I am not able to concentrate during meditation
I can’t keep my mind still and calm
Thoughts keep running through my mind and I can’t focus
I am unable to STOP thoughts
Expecting your thoughts to stop: This is inarguably the biggest mistake people make when they start their meditation practice. The bad news is: you can’t stop your thoughts. The good news is: you don’t have to stop your thoughts 🙂
What? Is meditation not about stopping thoughts, or being in a state of thoughtlessness?
Not really. It is true that the intensity of the thoughts comes down as you advance in practice but that happens on its own (you can’t control it).
So, what do we do then in meditation?
Let’s understand the basics which are quite simple and easy. For most of us, our attention is almost always trapped in the chatter of the mind. When we bring our focus on any of the anchors like breath, body, sound, or mantra, we (our attention) temporarily become free from this constant stream of thoughts about the past and future. This disidentification, getting out of thoughts is like waking up from a dream. This is the present moment. This is the moment of mindfulness. There is a different kind of aliveness in this moment of mindfulness.
Explain to me more
When we sit for a meditation practice, we usually take the help of an anchor like body, breath, sound, or mantra. We bring our non-judgmental attention to this anchor. Our attention will keep wandering away in thoughts and that is absolutely normal. The mind’s job is to think and analyze. It will keep doing its job. It is futile to expect the mind to stop producing thoughts. We don’t have to shoo away the thoughts. Whenever we realize that we have wandered away in thoughts, we gently acknowledge it without getting irritated and bring our attention back to the anchor. It is that simple.
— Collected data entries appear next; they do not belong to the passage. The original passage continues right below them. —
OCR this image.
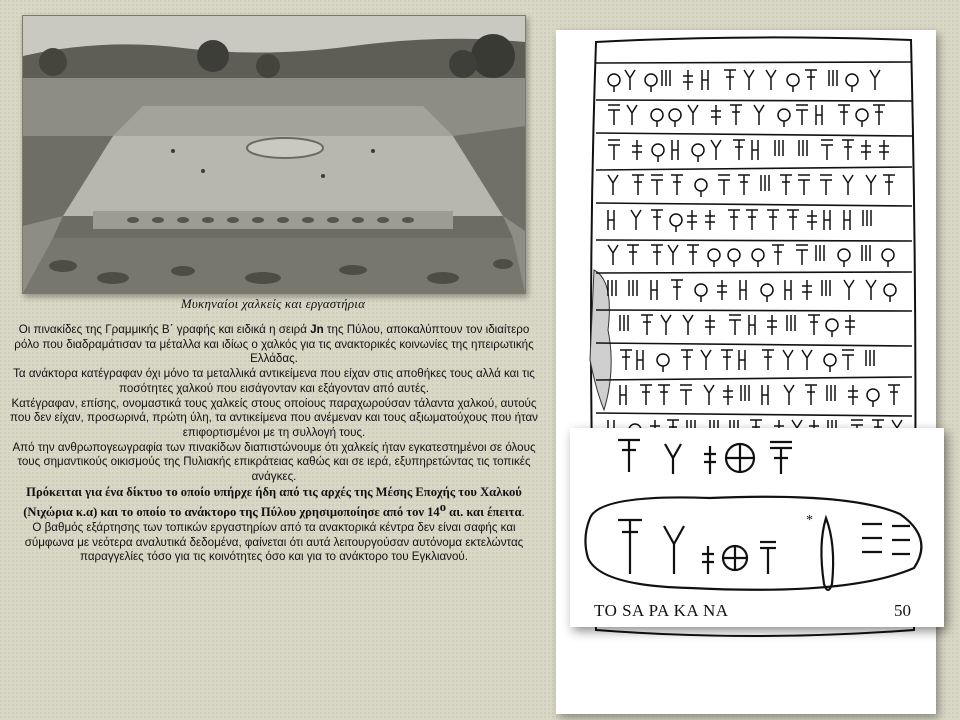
Μυκηναίοι χαλκείς και εργαστήρια

Οι πινακίδες της Γραμμικής Β΄ γραφής και ειδικά η σειρά Jn της Πύλου, αποκαλύπτουν τον ιδιαίτερο ρόλο που διαδραμάτισαν τα μέταλλα και ιδίως ο χαλκός για τις ανακτορικές κοινωνίες της ηπειρωτικής Ελλάδας.

Τα ανάκτορα κατέγραφαν όχι μόνο τα μεταλλικά αντικείμενα που είχαν στις αποθήκες τους αλλά και τις ποσότητες χαλκού που εισάγονταν και εξάγονταν από αυτές.

Κατέγραφαν, επίσης, ονομαστικά τους χαλκείς στους οποίους παραχωρούσαν τάλαντα χαλκού, αυτούς που δεν είχαν, προσωρινά, πρώτη ύλη, τα αντικείμενα που ανέμεναν και τους αξιωματούχους που ήταν επιφορτισμένοι με τη συλλογή τους.

Από την ανθρωπογεωγραφία των πινακίδων διαπιστώνουμε ότι χαλκείς ήταν εγκατεστημένοι σε όλους τους σημαντικούς οικισμούς της Πυλιακής επικράτειας καθώς και σε ιερά, εξυπηρετώντας τις τοπικές ανάγκες.

Πρόκειται για ένα δίκτυο το οποίο υπήρχε ήδη από τις αρχές της Μέσης Εποχής του Χαλκού (Νιχώρια κ.α) και το οποίο το ανάκτορο της Πύλου χρησιμοποίησε από τον $14^o$ αι. και έπειτα.

Ο βαθμός εξάρτησης των τοπικών εργαστηρίων από τα ανακτορικά κέντρα δεν είναι σαφής και σύμφωνα με νεότερα αναλυτικά δεδομένα, φαίνεται ότι αυτά λειτουργούσαν αυτόνομα εκτελώντας παραγγελίες τόσο για τις κοινότητες όσο και για το ανάκτορο του Εγκλιανού.

*
TO SA PA KA NA	50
What is the use of an anchor?
Let’s do a very quick experiment. For the next 30 seconds or so (no need to put an alarm), bring your entire attention to your breathing or the big toe of your right leg.
You may have noticed that your thoughts stopped or reduced for a brief period when you put your attention on your breath or your body, before getting lost again in the thoughts. When you are NOT lost in your thoughts, you are present, alive, conscious, and calm. Just a few conscious breaths are deeply relaxing and cut you off from the burden of this chatter. Anchor frees our attention from our thoughts and brings us back to the present moment.
I could not stay with my breathing even for 3 breaths
That is fine. Absolutely fine and normal. Start with just 1 breath. It does not matter whether you stay with your breathing for 1 breath or 10 breaths, stay with your body for 1 second of 10 seconds, the key is to keep coming back to the anchor when you realize that you are lost in your thoughts. That moment is very important. That is the moment of mindfulness. You will notice that these mindful moments of waking up keep on increasing as you practice
Should we not try to extend the gaps between the thoughts with hard concentration?
Look closely. The sheer act of trying too hard, desiring to be thoughtless is a thought in itself. You are not present at that moment. It is just one part of the mind (now a meditative mind: no pun intended!) trying to control another part of the mind. Try to stop thinking about mangoes and you will start thinking about them. When you get lost, you don’t know when you got lost. However, there is a sudden realization that you got lost in your thoughts. When that realization happens, acknowledge it and gently come back to the anchor
Does that mean my mind will keep racing at its will?
There are brief moments of thoughtlessness when we focus our attention on the anchor. These moments of thoughtlessness, presence and pure awareness will increase on their own as we practice. We should not try to achieve this state of thoughtlessness and we should not yearn for it. The very act of desiring this state is a thought itself, is living in the future, is another romantic dream of bliss but it is still a dream, it is still the future, and it is still a thought. Just acknowledge your thoughts with kind and non-judgmental attention and keep coming to your anchor whenever you realize that you have wandered in your thoughts. You will find that your presence and awareness have grown with the deepening of your practice.
Just to conclude, meditation is not about becoming thoughtless. The intensity and volume of your thoughts will automatically decrease on their own when you practice it correctly (so don’t worry about it). Just practice with a sense of sincerity, kindness, curiosity, and non-judgmental awareness without worrying about results. Gently and softly come back to the anchor without getting irritated when you realize you are again lost in your thoughts. It is actually that simple.